El presidente Trump firmó una orden ejecutiva que podría impactar significativamente la industria de la televisión y la publicidad farmacéutica.
La medida, titulada “Abordar la publicidad engañosa de medicamentos recetados directamente al consumidor”, ha sido interpretada por ejecutivos de medios y compradores de publicidad como el inicio de una campaña contra la publicidad farmacéutica televisiva liderada por el Secretario de Salud y Servicios Humanos, Robert F. Kennedy Jr. Esta orden podría afectar a grandes empresas de medios y entretenimiento, quienes ven el riesgo de una reducción considerable en los ingresos publicitarios del sector farmacéutico.
Kennedy calificó la orden como “un cambio histórico en la forma en que se realiza la publicidad farmacéutica en televisión”. La normativa busca mayor transparencia y rendición de cuentas por parte de las compañías farmacéuticas, exigiendo que la publicidad incluya información más completa sobre los riesgos asociados al uso de los medicamentos recetados, tal como lo establece el marco regulatorio actual. Esto contrasta con la regulación de 1997, que permitía a las farmacéuticas solo ofrecer un resumen de los efectos secundarios en sus anuncios televisivos, remitiendo a los consumidores a sus sitios web para obtener detalles completos.

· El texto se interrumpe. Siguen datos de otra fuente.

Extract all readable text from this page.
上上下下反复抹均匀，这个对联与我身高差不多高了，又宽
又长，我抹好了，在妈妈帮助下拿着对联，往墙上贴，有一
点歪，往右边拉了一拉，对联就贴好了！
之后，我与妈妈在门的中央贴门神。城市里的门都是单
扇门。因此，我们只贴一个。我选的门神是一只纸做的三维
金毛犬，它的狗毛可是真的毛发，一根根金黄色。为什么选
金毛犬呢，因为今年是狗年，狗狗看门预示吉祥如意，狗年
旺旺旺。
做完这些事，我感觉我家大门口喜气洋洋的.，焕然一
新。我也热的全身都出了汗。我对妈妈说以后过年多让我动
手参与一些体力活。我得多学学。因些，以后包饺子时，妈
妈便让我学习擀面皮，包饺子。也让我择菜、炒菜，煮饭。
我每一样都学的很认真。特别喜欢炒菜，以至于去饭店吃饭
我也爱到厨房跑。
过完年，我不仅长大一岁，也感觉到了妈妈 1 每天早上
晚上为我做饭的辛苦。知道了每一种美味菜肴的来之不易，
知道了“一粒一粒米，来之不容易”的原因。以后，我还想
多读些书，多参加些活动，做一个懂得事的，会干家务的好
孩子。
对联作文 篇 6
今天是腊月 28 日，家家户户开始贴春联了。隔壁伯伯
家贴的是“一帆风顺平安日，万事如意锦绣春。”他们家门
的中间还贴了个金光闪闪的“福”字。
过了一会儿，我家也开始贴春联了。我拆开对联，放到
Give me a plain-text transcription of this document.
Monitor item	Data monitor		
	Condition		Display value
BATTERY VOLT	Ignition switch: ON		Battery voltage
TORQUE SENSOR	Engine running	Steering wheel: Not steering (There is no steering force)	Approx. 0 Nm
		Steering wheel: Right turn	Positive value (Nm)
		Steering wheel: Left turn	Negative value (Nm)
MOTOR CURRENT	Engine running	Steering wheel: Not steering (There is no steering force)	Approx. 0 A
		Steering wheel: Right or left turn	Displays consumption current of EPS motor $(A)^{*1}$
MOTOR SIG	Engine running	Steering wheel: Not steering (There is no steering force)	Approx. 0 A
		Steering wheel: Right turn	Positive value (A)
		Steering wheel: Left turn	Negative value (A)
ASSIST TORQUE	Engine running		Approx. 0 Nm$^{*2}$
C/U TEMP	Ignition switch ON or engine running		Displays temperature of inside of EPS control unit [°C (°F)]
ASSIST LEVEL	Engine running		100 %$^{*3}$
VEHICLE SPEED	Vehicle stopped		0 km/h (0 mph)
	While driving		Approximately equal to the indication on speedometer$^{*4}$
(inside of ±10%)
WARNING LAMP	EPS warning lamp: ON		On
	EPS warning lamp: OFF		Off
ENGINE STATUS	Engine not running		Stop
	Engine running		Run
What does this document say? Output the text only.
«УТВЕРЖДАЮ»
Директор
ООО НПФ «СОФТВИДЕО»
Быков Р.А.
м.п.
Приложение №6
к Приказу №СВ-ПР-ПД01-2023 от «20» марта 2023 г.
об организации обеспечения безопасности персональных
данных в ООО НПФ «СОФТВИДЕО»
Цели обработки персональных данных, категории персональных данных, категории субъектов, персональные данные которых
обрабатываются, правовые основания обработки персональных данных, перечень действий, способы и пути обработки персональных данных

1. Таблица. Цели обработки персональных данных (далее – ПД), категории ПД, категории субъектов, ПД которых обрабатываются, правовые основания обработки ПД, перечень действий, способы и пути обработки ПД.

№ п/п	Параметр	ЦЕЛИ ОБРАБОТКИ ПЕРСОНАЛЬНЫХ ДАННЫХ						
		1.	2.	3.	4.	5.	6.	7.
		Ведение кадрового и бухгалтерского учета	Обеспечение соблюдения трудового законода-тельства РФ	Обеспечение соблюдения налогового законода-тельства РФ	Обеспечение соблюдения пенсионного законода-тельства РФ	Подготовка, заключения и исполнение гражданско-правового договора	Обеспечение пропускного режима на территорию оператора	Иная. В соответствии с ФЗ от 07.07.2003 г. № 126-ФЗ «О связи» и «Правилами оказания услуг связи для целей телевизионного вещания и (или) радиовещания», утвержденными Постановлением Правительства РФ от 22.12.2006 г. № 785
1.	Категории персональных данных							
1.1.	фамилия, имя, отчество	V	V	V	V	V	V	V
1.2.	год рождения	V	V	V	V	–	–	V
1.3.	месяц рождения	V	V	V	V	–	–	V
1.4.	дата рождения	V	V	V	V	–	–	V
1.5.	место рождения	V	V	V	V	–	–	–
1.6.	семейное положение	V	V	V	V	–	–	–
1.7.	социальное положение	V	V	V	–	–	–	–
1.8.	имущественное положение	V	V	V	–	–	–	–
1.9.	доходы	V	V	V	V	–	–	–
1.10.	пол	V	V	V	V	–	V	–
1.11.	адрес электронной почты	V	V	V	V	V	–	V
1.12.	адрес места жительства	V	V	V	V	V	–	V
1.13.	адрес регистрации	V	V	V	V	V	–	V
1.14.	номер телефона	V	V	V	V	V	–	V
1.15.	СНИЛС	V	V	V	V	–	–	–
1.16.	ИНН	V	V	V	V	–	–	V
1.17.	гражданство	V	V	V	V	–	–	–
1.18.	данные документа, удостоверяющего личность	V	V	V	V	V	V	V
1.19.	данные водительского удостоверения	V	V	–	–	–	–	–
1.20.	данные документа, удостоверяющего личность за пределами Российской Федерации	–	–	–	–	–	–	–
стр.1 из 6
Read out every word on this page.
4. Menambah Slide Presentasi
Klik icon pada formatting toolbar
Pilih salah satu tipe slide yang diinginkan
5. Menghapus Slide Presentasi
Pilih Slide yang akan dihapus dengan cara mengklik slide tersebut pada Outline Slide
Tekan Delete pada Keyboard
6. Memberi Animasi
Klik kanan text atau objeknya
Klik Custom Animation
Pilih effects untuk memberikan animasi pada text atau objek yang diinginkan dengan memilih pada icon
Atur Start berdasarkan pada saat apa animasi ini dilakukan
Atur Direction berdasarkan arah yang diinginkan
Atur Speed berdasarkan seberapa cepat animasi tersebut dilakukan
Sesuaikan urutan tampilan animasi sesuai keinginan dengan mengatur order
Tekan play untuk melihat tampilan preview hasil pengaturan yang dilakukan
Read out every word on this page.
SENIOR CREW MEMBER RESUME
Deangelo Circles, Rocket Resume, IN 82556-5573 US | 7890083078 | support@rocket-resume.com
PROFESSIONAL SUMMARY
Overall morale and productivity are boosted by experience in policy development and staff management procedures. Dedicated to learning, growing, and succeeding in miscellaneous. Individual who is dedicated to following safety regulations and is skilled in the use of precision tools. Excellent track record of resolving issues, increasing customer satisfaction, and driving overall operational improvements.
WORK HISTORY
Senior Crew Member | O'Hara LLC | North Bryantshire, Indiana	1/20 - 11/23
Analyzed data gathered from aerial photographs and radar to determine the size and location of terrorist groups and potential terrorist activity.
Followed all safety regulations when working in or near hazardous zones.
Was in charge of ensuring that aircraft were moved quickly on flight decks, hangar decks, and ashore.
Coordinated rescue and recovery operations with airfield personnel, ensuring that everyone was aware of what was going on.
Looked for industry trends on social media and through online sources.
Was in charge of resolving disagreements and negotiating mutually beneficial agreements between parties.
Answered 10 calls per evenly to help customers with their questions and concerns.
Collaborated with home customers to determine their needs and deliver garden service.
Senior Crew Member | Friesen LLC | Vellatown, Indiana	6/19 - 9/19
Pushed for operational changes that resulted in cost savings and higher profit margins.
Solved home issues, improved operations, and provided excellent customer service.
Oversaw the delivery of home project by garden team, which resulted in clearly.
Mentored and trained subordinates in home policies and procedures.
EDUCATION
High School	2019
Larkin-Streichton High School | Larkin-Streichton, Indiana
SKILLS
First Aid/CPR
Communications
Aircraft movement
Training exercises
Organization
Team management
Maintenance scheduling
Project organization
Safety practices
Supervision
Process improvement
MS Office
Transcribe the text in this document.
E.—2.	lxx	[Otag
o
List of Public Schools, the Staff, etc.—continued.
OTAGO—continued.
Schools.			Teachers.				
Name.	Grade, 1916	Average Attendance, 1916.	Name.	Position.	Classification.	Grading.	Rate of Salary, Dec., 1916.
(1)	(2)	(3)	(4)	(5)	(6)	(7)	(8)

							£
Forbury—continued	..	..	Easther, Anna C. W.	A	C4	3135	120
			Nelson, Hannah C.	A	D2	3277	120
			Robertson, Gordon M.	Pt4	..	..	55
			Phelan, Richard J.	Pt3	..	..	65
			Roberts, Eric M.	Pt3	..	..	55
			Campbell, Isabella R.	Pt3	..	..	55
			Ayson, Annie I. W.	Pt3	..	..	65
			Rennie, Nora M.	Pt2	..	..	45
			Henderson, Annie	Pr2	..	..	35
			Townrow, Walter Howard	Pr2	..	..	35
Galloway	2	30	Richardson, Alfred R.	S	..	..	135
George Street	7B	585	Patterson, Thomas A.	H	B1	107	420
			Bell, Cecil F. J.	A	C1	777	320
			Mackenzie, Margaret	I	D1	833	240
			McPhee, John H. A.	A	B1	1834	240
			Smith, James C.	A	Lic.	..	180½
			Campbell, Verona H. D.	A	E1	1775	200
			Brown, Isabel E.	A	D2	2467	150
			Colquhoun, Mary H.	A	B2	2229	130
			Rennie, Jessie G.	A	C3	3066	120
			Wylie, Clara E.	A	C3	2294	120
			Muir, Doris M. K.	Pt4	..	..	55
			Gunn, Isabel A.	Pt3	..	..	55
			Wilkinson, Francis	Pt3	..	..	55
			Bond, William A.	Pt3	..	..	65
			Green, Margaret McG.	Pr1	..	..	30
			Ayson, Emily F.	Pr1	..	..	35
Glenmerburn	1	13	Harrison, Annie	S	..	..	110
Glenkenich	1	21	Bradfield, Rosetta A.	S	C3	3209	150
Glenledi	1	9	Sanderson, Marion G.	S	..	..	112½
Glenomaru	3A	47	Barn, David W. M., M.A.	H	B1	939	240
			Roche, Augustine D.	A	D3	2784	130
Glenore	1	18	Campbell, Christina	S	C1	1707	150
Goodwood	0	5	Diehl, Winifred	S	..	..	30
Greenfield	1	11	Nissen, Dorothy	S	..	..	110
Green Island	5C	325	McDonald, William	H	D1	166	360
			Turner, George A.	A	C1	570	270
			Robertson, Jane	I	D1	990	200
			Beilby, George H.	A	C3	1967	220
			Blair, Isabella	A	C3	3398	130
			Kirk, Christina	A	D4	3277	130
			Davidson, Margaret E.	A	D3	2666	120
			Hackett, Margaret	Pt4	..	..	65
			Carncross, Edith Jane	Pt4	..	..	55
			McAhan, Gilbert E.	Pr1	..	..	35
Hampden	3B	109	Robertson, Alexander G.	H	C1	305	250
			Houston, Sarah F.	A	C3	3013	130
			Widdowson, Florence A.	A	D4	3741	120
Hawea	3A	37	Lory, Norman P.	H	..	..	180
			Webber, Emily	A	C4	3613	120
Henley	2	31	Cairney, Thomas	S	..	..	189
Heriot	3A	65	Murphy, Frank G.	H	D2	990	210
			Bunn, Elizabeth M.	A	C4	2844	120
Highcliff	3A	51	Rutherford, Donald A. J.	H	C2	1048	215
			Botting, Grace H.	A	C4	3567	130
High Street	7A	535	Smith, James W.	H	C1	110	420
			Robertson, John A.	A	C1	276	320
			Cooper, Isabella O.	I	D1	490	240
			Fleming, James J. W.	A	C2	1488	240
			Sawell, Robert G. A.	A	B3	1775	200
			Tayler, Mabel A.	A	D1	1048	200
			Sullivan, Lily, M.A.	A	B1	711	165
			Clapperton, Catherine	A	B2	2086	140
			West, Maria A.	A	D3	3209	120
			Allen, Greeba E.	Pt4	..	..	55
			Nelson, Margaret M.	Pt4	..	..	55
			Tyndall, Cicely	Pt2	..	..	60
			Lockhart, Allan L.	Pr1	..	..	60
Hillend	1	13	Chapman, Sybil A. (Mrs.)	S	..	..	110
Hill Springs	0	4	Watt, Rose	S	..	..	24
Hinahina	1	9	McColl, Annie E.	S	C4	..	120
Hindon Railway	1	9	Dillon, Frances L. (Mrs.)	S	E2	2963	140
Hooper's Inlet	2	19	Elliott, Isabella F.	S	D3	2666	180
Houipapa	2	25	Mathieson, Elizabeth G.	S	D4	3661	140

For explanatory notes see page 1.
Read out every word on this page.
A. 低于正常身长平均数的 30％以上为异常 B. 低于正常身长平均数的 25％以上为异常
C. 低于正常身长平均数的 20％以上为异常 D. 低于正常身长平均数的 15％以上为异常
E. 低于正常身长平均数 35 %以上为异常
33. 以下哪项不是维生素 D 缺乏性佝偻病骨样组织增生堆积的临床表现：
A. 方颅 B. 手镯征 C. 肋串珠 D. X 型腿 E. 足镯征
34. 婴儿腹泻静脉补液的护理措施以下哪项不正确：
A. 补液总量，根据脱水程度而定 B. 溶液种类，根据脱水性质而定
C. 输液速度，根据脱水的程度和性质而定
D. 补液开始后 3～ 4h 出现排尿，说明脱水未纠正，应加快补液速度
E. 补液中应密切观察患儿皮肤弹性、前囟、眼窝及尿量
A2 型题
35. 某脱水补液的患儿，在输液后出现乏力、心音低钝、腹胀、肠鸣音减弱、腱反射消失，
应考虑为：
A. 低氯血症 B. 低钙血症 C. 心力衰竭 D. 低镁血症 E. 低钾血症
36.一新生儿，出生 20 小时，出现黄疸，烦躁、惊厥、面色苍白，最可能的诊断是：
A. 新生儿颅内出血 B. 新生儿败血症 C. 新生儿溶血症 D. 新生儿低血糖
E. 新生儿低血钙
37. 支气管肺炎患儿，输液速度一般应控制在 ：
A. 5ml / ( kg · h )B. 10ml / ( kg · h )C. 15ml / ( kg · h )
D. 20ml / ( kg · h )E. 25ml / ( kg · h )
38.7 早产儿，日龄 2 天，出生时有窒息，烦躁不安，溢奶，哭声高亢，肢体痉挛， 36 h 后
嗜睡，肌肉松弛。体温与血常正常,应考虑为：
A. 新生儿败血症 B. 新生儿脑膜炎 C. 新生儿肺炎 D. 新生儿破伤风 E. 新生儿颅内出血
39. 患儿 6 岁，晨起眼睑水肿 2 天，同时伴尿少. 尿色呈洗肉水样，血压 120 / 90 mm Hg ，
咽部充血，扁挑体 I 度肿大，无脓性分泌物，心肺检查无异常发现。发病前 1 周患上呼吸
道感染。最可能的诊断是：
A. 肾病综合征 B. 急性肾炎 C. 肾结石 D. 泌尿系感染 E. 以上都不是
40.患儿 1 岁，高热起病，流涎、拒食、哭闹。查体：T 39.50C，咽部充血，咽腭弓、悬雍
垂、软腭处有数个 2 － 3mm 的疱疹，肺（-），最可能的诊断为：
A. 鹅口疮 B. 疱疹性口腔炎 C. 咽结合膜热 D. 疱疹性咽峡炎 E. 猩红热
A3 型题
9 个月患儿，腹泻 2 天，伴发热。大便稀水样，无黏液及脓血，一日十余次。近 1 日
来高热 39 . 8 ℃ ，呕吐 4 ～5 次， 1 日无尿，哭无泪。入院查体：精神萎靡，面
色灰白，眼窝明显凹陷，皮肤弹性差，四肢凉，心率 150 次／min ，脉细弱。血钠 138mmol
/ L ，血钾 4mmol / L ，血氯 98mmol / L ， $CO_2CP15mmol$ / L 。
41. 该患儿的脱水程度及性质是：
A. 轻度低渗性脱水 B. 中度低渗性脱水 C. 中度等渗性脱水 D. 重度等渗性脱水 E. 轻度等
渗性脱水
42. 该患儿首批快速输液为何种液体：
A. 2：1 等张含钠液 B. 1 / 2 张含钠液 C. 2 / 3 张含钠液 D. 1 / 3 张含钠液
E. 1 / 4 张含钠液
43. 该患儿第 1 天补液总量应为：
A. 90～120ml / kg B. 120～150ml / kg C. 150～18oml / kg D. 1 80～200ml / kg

La industria farmacéutica invierte anualmente más de 5 mil millones de dólares en publicidad televisiva lineal a nivel nacional, además de miles de millones en anuncios digitales y de streaming. La potencial obligación de incluir listas exhaustivas de efectos secundarios podría resultar en anuncios de hasta cuatro minutos de duración, algo poco viable en el formato televisivo actual, que se basa en comerciales de 15, 30 y 60 segundos. Kennedy ya había anunciado su intención de endurecer las regulaciones sobre estos anuncios desde su campaña presidencial.
La industria de medios ha estado anticipando esta medida, ya que revertir la regla de 1997 era el camino más probable para Kennedy. Se espera que algunos fabricantes de medicamentos reduzcan su gasto publicitario, mientras que otros podrían cesar por completo. Sectores como la programación de noticias televisivas, con una audiencia de mayor edad, podrían verse particularmente afectados, con estimaciones que sugieren un impacto potencial de cientos de millones de dólares en los ingresos de grandes corporaciones mediáticas.